NextEra Energy (NEE) operates in 26 states across the US and in four Canadian provinces through its two principal subsidiaries, Florida Power & Light Company, or FPL, and NextEra Energy Resources, or NEER.
FPL’s operations are limited to the state of Florida, but NEER operates in many US states and certain Canadian provinces, as you can see in the chart below.
NextEra Energy benefits from its monopolistic operations in the state of Florida. More than 70% of NextEra’s revenue is derived from electricity sales in Florida, the largest regulated electricity market in the US in terms of sales.
Regulated markets in the US are characterized by stable earnings and regional monopolies among power producers.

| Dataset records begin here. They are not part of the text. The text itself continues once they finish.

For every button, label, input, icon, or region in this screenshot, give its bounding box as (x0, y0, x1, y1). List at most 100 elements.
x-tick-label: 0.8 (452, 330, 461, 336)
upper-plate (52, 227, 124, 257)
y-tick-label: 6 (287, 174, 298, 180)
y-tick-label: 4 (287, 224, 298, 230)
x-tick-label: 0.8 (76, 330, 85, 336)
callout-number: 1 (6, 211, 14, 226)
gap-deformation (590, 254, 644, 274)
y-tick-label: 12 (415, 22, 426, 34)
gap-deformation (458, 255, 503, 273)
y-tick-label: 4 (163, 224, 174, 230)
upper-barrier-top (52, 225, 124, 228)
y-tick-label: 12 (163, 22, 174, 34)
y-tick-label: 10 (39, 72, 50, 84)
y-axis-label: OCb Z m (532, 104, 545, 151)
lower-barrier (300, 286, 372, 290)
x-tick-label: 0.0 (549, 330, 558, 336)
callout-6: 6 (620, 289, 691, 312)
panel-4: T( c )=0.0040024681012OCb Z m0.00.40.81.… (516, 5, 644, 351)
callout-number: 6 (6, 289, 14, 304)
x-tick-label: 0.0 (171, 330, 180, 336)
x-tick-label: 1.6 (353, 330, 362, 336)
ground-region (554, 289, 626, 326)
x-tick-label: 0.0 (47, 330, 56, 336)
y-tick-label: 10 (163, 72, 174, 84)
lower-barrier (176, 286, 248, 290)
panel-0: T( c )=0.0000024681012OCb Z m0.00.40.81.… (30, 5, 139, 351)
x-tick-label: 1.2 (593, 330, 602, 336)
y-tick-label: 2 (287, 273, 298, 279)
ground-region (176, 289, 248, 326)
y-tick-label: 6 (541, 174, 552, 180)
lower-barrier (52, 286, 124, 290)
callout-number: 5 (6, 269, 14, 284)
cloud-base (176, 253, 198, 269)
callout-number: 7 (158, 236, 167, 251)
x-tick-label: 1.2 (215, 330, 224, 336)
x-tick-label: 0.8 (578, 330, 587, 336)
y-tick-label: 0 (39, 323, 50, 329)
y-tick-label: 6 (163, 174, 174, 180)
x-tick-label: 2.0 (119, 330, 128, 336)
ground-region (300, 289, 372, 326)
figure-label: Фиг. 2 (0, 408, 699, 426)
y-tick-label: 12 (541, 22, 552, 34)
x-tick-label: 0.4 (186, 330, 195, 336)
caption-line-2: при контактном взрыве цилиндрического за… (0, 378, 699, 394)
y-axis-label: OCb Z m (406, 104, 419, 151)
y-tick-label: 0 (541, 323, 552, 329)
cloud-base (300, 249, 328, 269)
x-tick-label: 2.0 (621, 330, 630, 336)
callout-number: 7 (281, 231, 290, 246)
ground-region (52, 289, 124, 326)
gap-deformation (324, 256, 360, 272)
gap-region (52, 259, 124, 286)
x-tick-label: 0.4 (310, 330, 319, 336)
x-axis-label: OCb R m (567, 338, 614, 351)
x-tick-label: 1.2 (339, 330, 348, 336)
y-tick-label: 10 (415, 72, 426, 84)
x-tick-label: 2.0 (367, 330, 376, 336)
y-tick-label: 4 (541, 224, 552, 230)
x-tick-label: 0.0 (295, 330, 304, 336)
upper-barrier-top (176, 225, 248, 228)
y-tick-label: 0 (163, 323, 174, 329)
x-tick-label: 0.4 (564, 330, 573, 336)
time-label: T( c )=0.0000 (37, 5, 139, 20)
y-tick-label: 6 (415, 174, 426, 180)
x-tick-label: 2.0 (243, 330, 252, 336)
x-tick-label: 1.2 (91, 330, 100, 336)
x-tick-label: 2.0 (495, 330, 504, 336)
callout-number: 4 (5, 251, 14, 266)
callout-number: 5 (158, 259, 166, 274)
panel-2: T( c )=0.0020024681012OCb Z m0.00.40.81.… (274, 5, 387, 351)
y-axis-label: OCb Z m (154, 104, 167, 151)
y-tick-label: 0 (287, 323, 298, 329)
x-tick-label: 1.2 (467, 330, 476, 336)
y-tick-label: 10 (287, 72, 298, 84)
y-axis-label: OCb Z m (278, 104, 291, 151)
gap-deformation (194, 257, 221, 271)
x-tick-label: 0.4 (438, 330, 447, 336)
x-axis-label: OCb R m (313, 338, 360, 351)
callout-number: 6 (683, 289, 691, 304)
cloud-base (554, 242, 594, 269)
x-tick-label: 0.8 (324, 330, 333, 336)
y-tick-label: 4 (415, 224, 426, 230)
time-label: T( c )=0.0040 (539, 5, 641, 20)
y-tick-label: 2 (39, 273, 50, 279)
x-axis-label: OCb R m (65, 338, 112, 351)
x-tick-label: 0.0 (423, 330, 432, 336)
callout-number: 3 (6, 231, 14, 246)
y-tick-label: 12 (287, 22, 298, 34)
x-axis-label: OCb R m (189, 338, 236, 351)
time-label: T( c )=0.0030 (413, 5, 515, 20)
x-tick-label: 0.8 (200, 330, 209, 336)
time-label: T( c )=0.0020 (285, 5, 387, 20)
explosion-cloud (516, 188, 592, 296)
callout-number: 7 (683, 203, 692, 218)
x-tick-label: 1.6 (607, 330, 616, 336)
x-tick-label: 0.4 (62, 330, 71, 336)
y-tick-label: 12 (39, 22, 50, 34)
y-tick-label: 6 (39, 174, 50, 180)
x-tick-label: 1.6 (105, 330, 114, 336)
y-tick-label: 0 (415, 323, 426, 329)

Apart from NextEra, Duke Energy (DUK) also operates in Florida. Both companies have mutually exclusive service areas within the state—essentially monopolistic operations. NextEra Energy and Duke are part of the Select Sector Utilities Select Sector SPDR Fund (XLU).
NEER’s regional diversity
NextEra runs its unregulated business segment through its subsidiary, NEER. The unregulated segment is considered riskier than the regulated segment because profitability depends on market factors such as demand and supply.
Power companies such as NRG Energy (NRG) and Dynegy (DYN) lower the risks associated with unregulated operations by operating in diverse markets. With the exceptions of the Southeast and the Rocky Mountains, NEER operates in most other parts of the US. It also has operations in Canada’s two most populated provinces, Ontario and Quebec, as well as Alberta and Nova Scotia.
Regional diversity helps to protect NextEra’s unregulated power portfolio from regional swings in electricity prices and fuel supply constraints.